The Right Revolution

China’s old order, stagnant for some time, finally began to crumble by 1840. Opium was a major reason for Qing decay. After many unsuccessful attempts, Britain finally convinced China to open trade with them. Unfortunately, they didn’t have anything that China wanted. A massive trade deficit resulted, which the British addressed by successfully addicting the Chinese to opium, a narcotic which induces a vegetable-like state of tranquility in its users. Opium use became prevalent among soldiers and government officials, seriously undermining the effectiveness of the Qing Government (Schoppa, 51). This was shown in The Good Earth when Wang Lung entered the House of Hwang, only to find the mistress of the house addicted to opium, which likely contributed to the house’s demise (Buck, 16). Opium’s potential to ruin lives was displayed later when Wang used it to put an end to the ambitions of his uncle and aunt (Buck, 321).

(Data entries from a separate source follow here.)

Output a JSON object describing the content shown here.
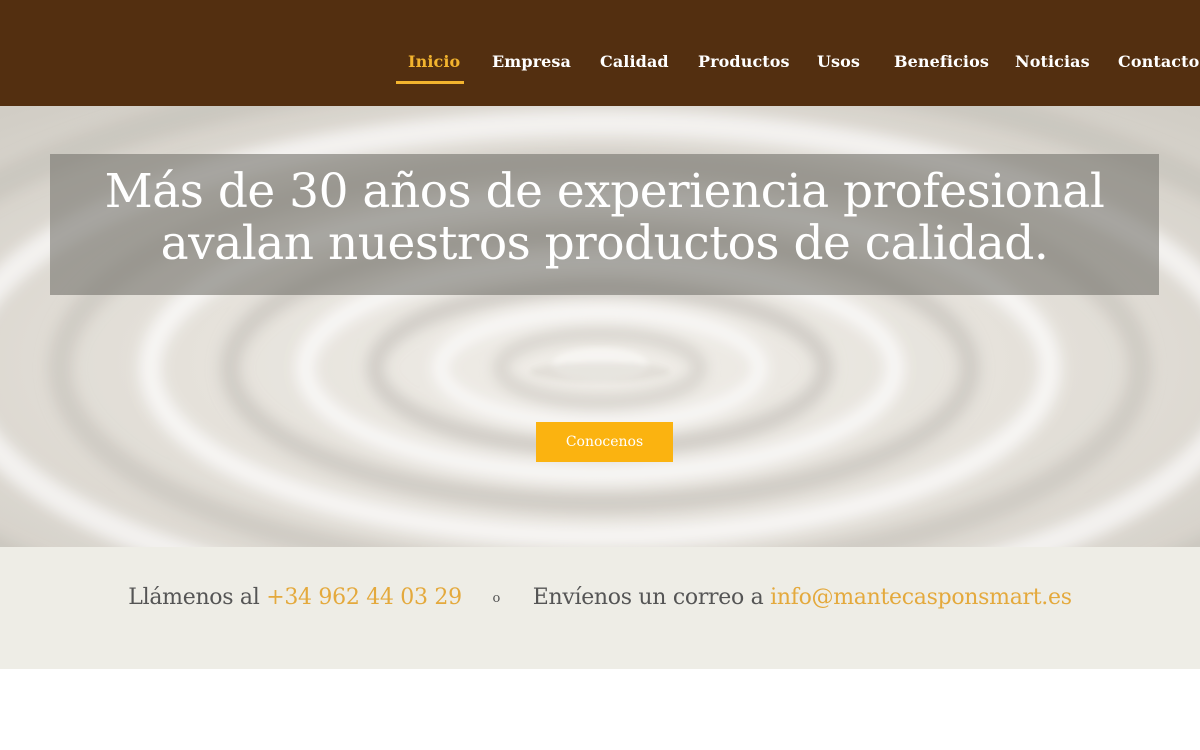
{
  "nav": {
    "items": [
      {
        "label": "Inicio",
        "active": true
      },
      {
        "label": "Empresa",
        "active": false
      },
      {
        "label": "Calidad",
        "active": false
      },
      {
        "label": "Productos",
        "active": false
      },
      {
        "label": "Usos",
        "active": false
      },
      {
        "label": "Beneficios",
        "active": false
      },
      {
        "label": "Noticias",
        "active": false
      },
      {
        "label": "Contacto",
        "active": false
      }
    ]
  },
  "hero": {
    "headline_line1": "Más de 30 años de experiencia profesional",
    "headline_line2": "avalan nuestros productos de calidad.",
    "cta_label": "Conocenos"
  },
  "contact": {
    "call_prefix": "Llámenos al",
    "phone": "+34 962 44 03 29",
    "separator": "o",
    "email_prefix": "Envíenos un correo a",
    "email": "info@mantecasponsmart.es"
  },
  "colors": {
    "header_bg": "#532f10",
    "accent": "#f3b42e",
    "cta_bg": "#fbb310",
    "contact_band_bg": "#eeede6",
    "link": "#e4a93c"
  }
}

Western nations, specifically Great Britain, only exacerbated China’s problems. When China tried to restrict opium imports, the British embarrassed China in a series of battles and skirmishes known as the Opium War (Schoppa, 54). The overwhelming technological advantage of the British underscored how far behind the arrogant isolationism of the Qing had allowed China to fall. The British demanded and received concessions, causing every other Western nation to demand equal status. This embarrassment further weakened Qing officials.

Warlords and bandits took advantage of the situation by pillaging and extorting Chinese citizens. Secret societies, such as the Triads, destabilized the Qing regime wherever they could (Bohr, Dynastic Decline). When economic misfortune struck a region, bandits would ensure their own survival by preying on others. This is how Wang Lung’s uncle survived the drought in The Good Earth (Buck, 143). This type of activity continued into the 1920s, when bandits kidnapped Fong See’s nephews and held them for ransom (See, 160-164). When brigands like these roam free, those they prey upon will not be happy with those who were supposed to protect them.